Someone asked me this the other day and I didn't have a glib answer.
There's no value to trying to litigate whether some particular system is or isn't a database - categories aren't real. For any definition of database I could come up with there is some compelling counterexample.
But there is still a clear difference between the ways we tend to work with data in a database and the ways we tend to work with data in a programming language. It's worth thinking about what root causes could lead to such different design choices.
Databases are usually used for storing valuable, long-lived data. This data needs to survive crashes and power outages, which typically means either storing it on disk or replicating it across multiple machines. In either case, we can't use pointers to represent relationships because the value of a pointer depends on the virtual memory mapping in the current process. Some databases use some swizzling mechanism to remap pointers when reading, but it's much more common to use a data model that represents relationships in a representation-independent way (eg foreign keys, graph edges) rather than the pointer-centric models that are common in programming languages.
Resident data is often much larger in databases than in programs (partly as a consequence of being longer-lived). When data is small, it's reasonable to handle hashtable collisions by rehashing into a larger hashtable. It's not reasonable for a single write to your database to require reindexing the entire dataset.
When data is much larger than available cache then there is also a steep penalty for random access. So even when databases use hashtables in memory while executing a query, they'll sometimes partition the hashtable into cache-sized chunks and process each one individually (eg).
The cost model on disk is very different to in memory. The size of a cache line on most machines is 64 bytes, but most spinning disks don't support writes smaller than 512 bytes and the OS filesystem cache typically works in 4kb pages. If you store data on disk in a hashtable and write several 64 byte keys these will, by design, be written to random locations which means you'll pay 4kb of bandwidth for each write. So databases that expect heavy write load usually use data-structures that allow coalescing multiple logical writes into a single 4kb block.
Saturating the bandwidth on a modern NVMe disk requires having multiple reads or writes in flight at any one time. It's hard to do this in hand-coded queries - much easier to have some compiler that can figure out the data dependencies in your query and schedule independent subtasks concurrently. But it's difficult for a compiler to do that in an imperative programming language with mutable variables and loops because it has to prove that it's safe to eg run a loop in a different order. Much easier with a declarative disorderly language like sql or graphql.
Being long-lived means that we maybe don't know in advance all the kinds of queries that we're going to run. It's rare to hot-reload new code into a program in production but it's very common to start running a new query in a production database. So many databases have mechanisms for reorganizing storage on the fly and for re-planning old queries to work with the new storage model. This means that the queries themselves can't reference the storage directly (eg looping over an index) - they need to refer to some more abstract data model. Hence the separation in sql between tables and indexes.
We tend to need to access valuable long-lived data from multiple other programs. If we just had a bunch of programs poking around in some shared memory space we'd get crashes whenever one program temporarily broke some data-structure invariant while another was reading from it. So most databases have some notion of concurrency control to allow safe simultaneous access. This can range all the way from ACID transactions down to single key read/writes or filesystem locks, but it is almost always mediated in some way rather than allowing direct access to the underlying representation. Programming languages tend to provide direct access and leave coordination up to the programmer. But the data in databases is too valuable to trust every accessing program to get it right, so databases prefer techniques that maintain integrity by default. It's pretty easy to write bad code that will leave a programs memory in an invalid state and lead to a crash, but it's usually impossible to write a bad database query that causes other queries or the database itself to crash.
Thinking about design in terms of root causes is useful because you can figure out which parts of a solution are inherent to the problem and which are accidental. This helps understand the tradeoffs between existing systems and also provides a guide for designing new systems for new problem spaces.
Eg suppose you are designing a database that runs in the browser and isn't persisted to disk. Then you don't need concurrency control so you don't need to worry about multi-version data-structures. You aren't likely to have large datasets so you can probably get away with using hashtables as indexes.
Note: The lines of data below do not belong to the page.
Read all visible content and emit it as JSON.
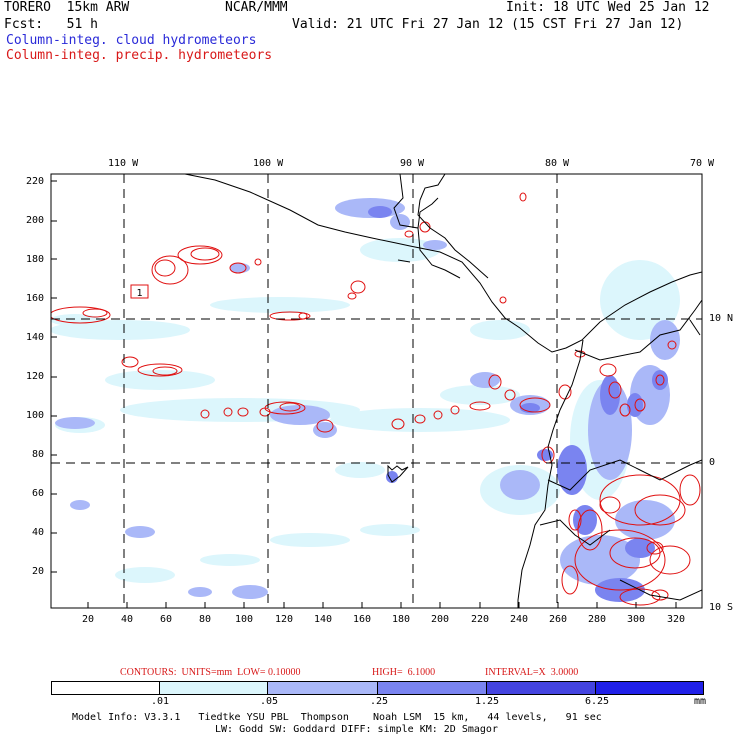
{
  "header": {
    "model": "TORERO  15km ARW",
    "org": "NCAR/MMM",
    "init": "Init: 18 UTC Wed 25 Jan 12",
    "fcst": "Fcst:   51 h",
    "valid": "Valid: 21 UTC Fri 27 Jan 12 (15 CST Fri 27 Jan 12)"
  },
  "legend": {
    "cloud": "Column-integ. cloud hydrometeors",
    "precip": "Column-integ. precip. hydrometeors"
  },
  "axes": {
    "lon_top": [
      "110 W",
      "100 W",
      "90 W",
      "80 W",
      "70 W"
    ],
    "lat_right": [
      "10 N",
      "0",
      "10 S"
    ],
    "y_left": [
      "220",
      "200",
      "180",
      "160",
      "140",
      "120",
      "100",
      "80",
      "60",
      "40",
      "20"
    ],
    "x_bottom": [
      "20",
      "40",
      "60",
      "80",
      "100",
      "120",
      "140",
      "160",
      "180",
      "200",
      "220",
      "240",
      "260",
      "280",
      "300",
      "320"
    ]
  },
  "map": {
    "contour_label": "1",
    "colors": {
      "shade1": "#dcf6fc",
      "shade2": "#aab8f8",
      "shade3": "#7a84f0",
      "shade4": "#4444e0",
      "contour": "#e01010"
    }
  },
  "contour_info": {
    "contours": "CONTOURS:  UNITS=mm  LOW= 0.10000",
    "high": "HIGH=  6.1000",
    "interval": "INTERVAL=X  3.0000"
  },
  "colorbar": {
    "labels": [
      ".01",
      ".05",
      ".25",
      "1.25",
      "6.25"
    ],
    "units": "mm",
    "colors": [
      "#ffffff",
      "#dcf6fc",
      "#aab8f8",
      "#7a84f0",
      "#4444e0",
      "#2020e8"
    ]
  },
  "model_info": {
    "line1": "Model Info: V3.3.1   Tiedtke YSU PBL  Thompson    Noah LSM  15 km,   44 levels,   91 sec",
    "line2": "LW: Godd SW: Goddard DIFF: simple KM: 2D Smagor"
  }
}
The set of queries isn't going to change within a single browser session so you don't need to handle live changes to the storage model. But on the other hand you have to deal with the lack of shared memory, which means either limiting yourself to small queries to avoid blocking the main thread or making all access to the database asynchronous.
We can also speculate about how new hardware might affect the design of future data systems. The data-structures and models used in programming languages were designed around the characteristics of RAM, and the data-structures and models in databases around the characteristics of spinning disks (with some recent tweaks for SSDs). So if NVRAM becomes more widely available then we might find that we need to something totally different to adapt (eg twizzler).